Other than that, it was pretty straightforward:

apiVersion: apps/v1
kind: Deployment
metadata:
name: keycloak
namespace: keycloak
spec:
replicas: 2
minReadySeconds: 10
selector:
matchLabels: { app: keycloak }
template:
metadata:
labels: { app: keycloak }
annotations:
spi-restart-trigger: "v1"
spec:
priorityClassName: normal-plus-priority

containers:
- name: keycloak
image: registry.engen.priv.no/keycloak:26.3.3
env:
- name: KC_DB
value: postgres
- name: KC_DB_URL
value: jdbc:postgresql://keycloak-db-rw.keycloak.svc.cluster.local:5432/keycloak
- name: KC_HTTP_ENABLED
value: "true"
- name: KC_DB_USERNAME
valueFrom: { secretKeyRef: { name: keycloak-app, key: username } }
- name: KC_DB_PASSWORD
valueFrom: { secretKeyRef: { name: keycloak-app, key: password } }
- name: KC_PROXY
value: edge
- name: KC_PROXY_HEADERS
value: xforwarded
- name: KC_HOSTNAME_URL
value: https://keycloak.engen.priv.no
- name: KC_HOSTNAME_ADMIN_URL
value: https://keycloak.engen.priv.no
- name: KC_HOSTNAME_STRICT
value: "false"
- name: CUSTOM_SPI_ENABLED
value: "true"
ports:
- { name: http, containerPort: 8080 }
- { name: metrics, containerPort: 9000 }
startupProbe:
httpGet: { path: /health/ready, port: 9000 }
initialDelaySeconds: 10
periodSeconds: 5
timeoutSeconds: 3
failureThreshold: 60

readinessProbe:
httpGet: { path: /health/ready, port: 9000 }
initialDelaySeconds: 5
periodSeconds: 5
timeoutSeconds: 3
failureThreshold: 12

livenessProbe:
httpGet: { path: /health/live, port: 9000 }
initialDelaySeconds: 90
periodSeconds: 10
timeoutSeconds: 3
failureThreshold: 6

And of course I need also service, ingressroutes etc to expose it.

…and more

These were just examples.

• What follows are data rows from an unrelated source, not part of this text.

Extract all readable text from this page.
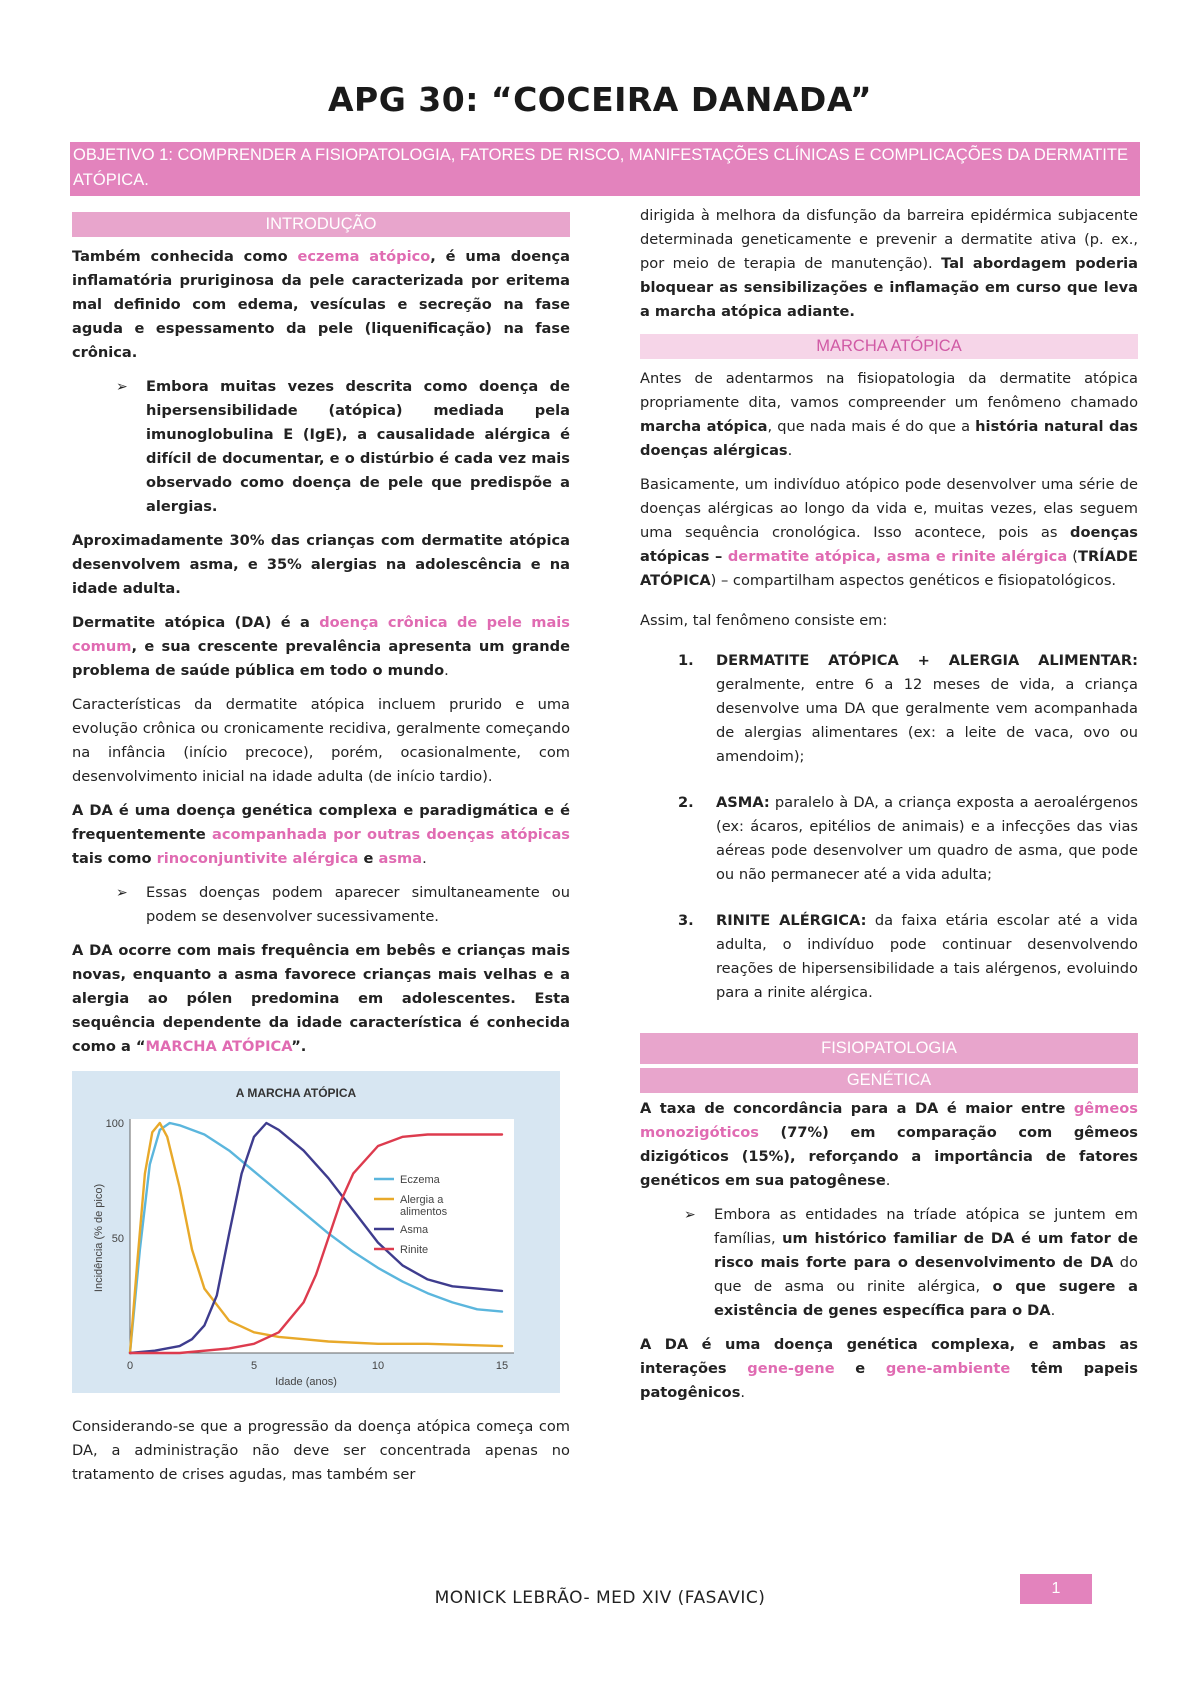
APG 30: “COCEIRA DANADA”
OBJETIVO 1: COMPRENDER A FISIOPATOLOGIA, FATORES DE RISCO, MANIFESTAÇÕES CLÍNICAS E COMPLICAÇÕES DA DERMATITE ATÓPICA.
INTRODUÇÃO

Também conhecida como eczema atópico, é uma doença inflamatória pruriginosa da pele caracterizada por eritema mal definido com edema, vesículas e secreção na fase aguda e espessamento da pele (liquenificação) na fase crônica.

➢ Embora muitas vezes descrita como doença de hipersensibilidade (atópica) mediada pela imunoglobulina E (IgE), a causalidade alérgica é difícil de documentar, e o distúrbio é cada vez mais observado como doença de pele que predispõe a alergias.

Aproximadamente 30% das crianças com dermatite atópica desenvolvem asma, e 35% alergias na adolescência e na idade adulta.

Dermatite atópica (DA) é a doença crônica de pele mais comum, e sua crescente prevalência apresenta um grande problema de saúde pública em todo o mundo.

Características da dermatite atópica incluem prurido e uma evolução crônica ou cronicamente recidiva, geralmente começando na infância (início precoce), porém, ocasionalmente, com desenvolvimento inicial na idade adulta (de início tardio).

A DA é uma doença genética complexa e paradigmática e é frequentemente acompanhada por outras doenças atópicas tais como rinoconjuntivite alérgica e asma.

➢ Essas doenças podem aparecer simultaneamente ou podem se desenvolver sucessivamente.

A DA ocorre com mais frequência em bebês e crianças mais novas, enquanto a asma favorece crianças mais velhas e a alergia ao pólen predomina em adolescentes. Esta sequência dependente da idade característica é conhecida como a “MARCHA ATÓPICA”.

A MARCHA ATÓPICA
0	5	10	15
50
100
Idade (anos)
Incidência (% de pico)
Eczema
Alergia a
alimentos
Asma
Rinite

Considerando-se que a progressão da doença atópica começa com DA, a administração não deve ser concentrada apenas no tratamento de crises agudas, mas também ser

dirigida à melhora da disfunção da barreira epidérmica subjacente determinada geneticamente e prevenir a dermatite ativa (p. ex., por meio de terapia de manutenção). Tal abordagem poderia bloquear as sensibilizações e inflamação em curso que leva a marcha atópica adiante.

MARCHA ATÓPICA

Antes de adentarmos na fisiopatologia da dermatite atópica propriamente dita, vamos compreender um fenômeno chamado marcha atópica, que nada mais é do que a história natural das doenças alérgicas.

Basicamente, um indivíduo atópico pode desenvolver uma série de doenças alérgicas ao longo da vida e, muitas vezes, elas seguem uma sequência cronológica. Isso acontece, pois as doenças atópicas – dermatite atópica, asma e rinite alérgica (TRÍADE ATÓPICA) – compartilham aspectos genéticos e fisiopatológicos.

Assim, tal fenômeno consiste em:

1. DERMATITE ATÓPICA + ALERGIA ALIMENTAR: geralmente, entre 6 a 12 meses de vida, a criança desenvolve uma DA que geralmente vem acompanhada de alergias alimentares (ex: a leite de vaca, ovo ou amendoim);
2. ASMA: paralelo à DA, a criança exposta a aeroalérgenos (ex: ácaros, epitélios de animais) e a infecções das vias aéreas pode desenvolver um quadro de asma, que pode ou não permanecer até a vida adulta;
3. RINITE ALÉRGICA: da faixa etária escolar até a vida adulta, o indivíduo pode continuar desenvolvendo reações de hipersensibilidade a tais alérgenos, evoluindo para a rinite alérgica.
FISIOPATOLOGIA
GENÉTICA

A taxa de concordância para a DA é maior entre gêmeos monozigóticos (77%) em comparação com gêmeos dizigóticos (15%), reforçando a importância de fatores genéticos em sua patogênese.

➢ Embora as entidades na tríade atópica se juntem em famílias, um histórico familiar de DA é um fator de risco mais forte para o desenvolvimento de DA do que de asma ou rinite alérgica, o que sugere a existência de genes específica para o DA.

A DA é uma doença genética complexa, e ambas as interações gene-gene e gene-ambiente têm papeis patogênicos.

MONICK LEBRÃO- MED XIV (FASAVIC)	1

But I am not sorry, I have switched out my bitnami-provided postgresql with something more kubernetes-like, and I have in many cases simplified by either going to yaml or to switch to official helm charts. There was also an excellent mariadb-operator I could switch to for my mariadb databases. Both of them (postgres and mariadb-operator) supports managing databases via CRs, and conveniently also makes it easy to configure backups etc. Backup, however, I’ll cover in a future blog post.

And I avoided gathering technical debt, something that one should try hard to avoid.